# Cannondale Synapse Neo eq 2020



## Captain Sensible (5 Jan 2020)

After my first foray into ebikes following my Orbea gain purchase I’ve started to research my next potential steed!.

The Orbea is everything I could have wished for and more and so far performing faultlessly. Having tweaked the “engine levels” a little I’m getting slightly better than 1 mile per 1% of battery. However I see it as more of a Summer bike for day rides and with its lightweight construction and on bike charging not suitable for touring and or Winter use.

To that end I’m looking at the Cannondale Neo eq, with lights and guards etc and wondering if anyone on the forums has experience of the bike. Google and YouTube hasn’t thrown up much and would prefer to hear from the horses mouth as they say.


----------



## Pale Rider (5 Jan 2020)

Do you mean you are getting best part of 100 miles out of the Orbea?

If so, you are doing very well.

The Cannondale has what we could call a 'full assistance' Bosch Active Line Plus motor, and a chunky 500wh battery.

Many owners might do well to get about 50 miles out of it - more power equals more battery drain.

You will do better if you are relatively light and can manage to cycle on the lowest Eco setting.

The motor is also the latest no resistance one, so is a better prospect for cycling unassisted.

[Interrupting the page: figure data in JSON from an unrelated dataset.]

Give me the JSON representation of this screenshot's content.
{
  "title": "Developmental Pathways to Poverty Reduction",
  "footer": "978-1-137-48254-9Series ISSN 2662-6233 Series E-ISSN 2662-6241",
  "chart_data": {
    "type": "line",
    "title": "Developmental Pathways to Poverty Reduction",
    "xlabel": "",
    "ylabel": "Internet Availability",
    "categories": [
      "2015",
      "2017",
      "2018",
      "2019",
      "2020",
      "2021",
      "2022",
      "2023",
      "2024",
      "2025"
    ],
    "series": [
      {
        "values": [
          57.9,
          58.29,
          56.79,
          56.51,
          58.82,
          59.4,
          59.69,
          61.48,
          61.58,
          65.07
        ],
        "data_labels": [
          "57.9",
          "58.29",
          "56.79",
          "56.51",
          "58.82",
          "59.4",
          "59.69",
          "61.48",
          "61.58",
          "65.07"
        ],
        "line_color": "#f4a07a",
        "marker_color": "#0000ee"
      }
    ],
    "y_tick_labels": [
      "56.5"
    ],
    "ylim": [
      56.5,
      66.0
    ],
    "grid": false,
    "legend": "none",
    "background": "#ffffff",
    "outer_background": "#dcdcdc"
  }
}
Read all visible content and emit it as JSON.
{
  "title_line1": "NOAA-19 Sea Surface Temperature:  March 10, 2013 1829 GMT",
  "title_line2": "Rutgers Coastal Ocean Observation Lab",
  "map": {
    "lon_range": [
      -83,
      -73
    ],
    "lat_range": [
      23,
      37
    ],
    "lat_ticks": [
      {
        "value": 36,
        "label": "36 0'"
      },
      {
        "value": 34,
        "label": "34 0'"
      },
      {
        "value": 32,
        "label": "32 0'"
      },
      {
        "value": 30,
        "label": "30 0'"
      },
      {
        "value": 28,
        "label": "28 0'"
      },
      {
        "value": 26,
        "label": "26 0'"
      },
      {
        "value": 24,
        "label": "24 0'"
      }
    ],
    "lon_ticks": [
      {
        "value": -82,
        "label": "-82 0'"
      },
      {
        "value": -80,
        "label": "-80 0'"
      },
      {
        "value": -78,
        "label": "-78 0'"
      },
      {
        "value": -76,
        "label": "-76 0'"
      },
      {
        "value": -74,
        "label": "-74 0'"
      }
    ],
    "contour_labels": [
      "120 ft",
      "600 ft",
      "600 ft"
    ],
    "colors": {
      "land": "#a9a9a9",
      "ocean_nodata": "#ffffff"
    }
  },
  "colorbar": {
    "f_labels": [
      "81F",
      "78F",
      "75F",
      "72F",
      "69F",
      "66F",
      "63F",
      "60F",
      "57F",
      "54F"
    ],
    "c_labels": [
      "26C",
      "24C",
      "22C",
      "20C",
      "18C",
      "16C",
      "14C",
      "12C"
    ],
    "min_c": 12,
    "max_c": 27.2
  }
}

But it is several kilos heavier than your Orbea.

A test ride would be instructive, but you would really need to have the bike for a long weekend to be certain it will do what you want it to.

https://www.sigmasports.com/item/Cannondale/Synapse-Neo-EQ-Disc-E-Road-Bike-2020/MXTN


----------



## Captain Sensible (5 Jan 2020)

My LBS is in the process of getting a Neo, albeit not the eq version ready, available as a demo bike. Hopefully available soon for test ride.

Re the Orbea to be fair no major hill climbing as yet and I’ve taken down level 1 to between 60-70% hence the range so far I guess.


----------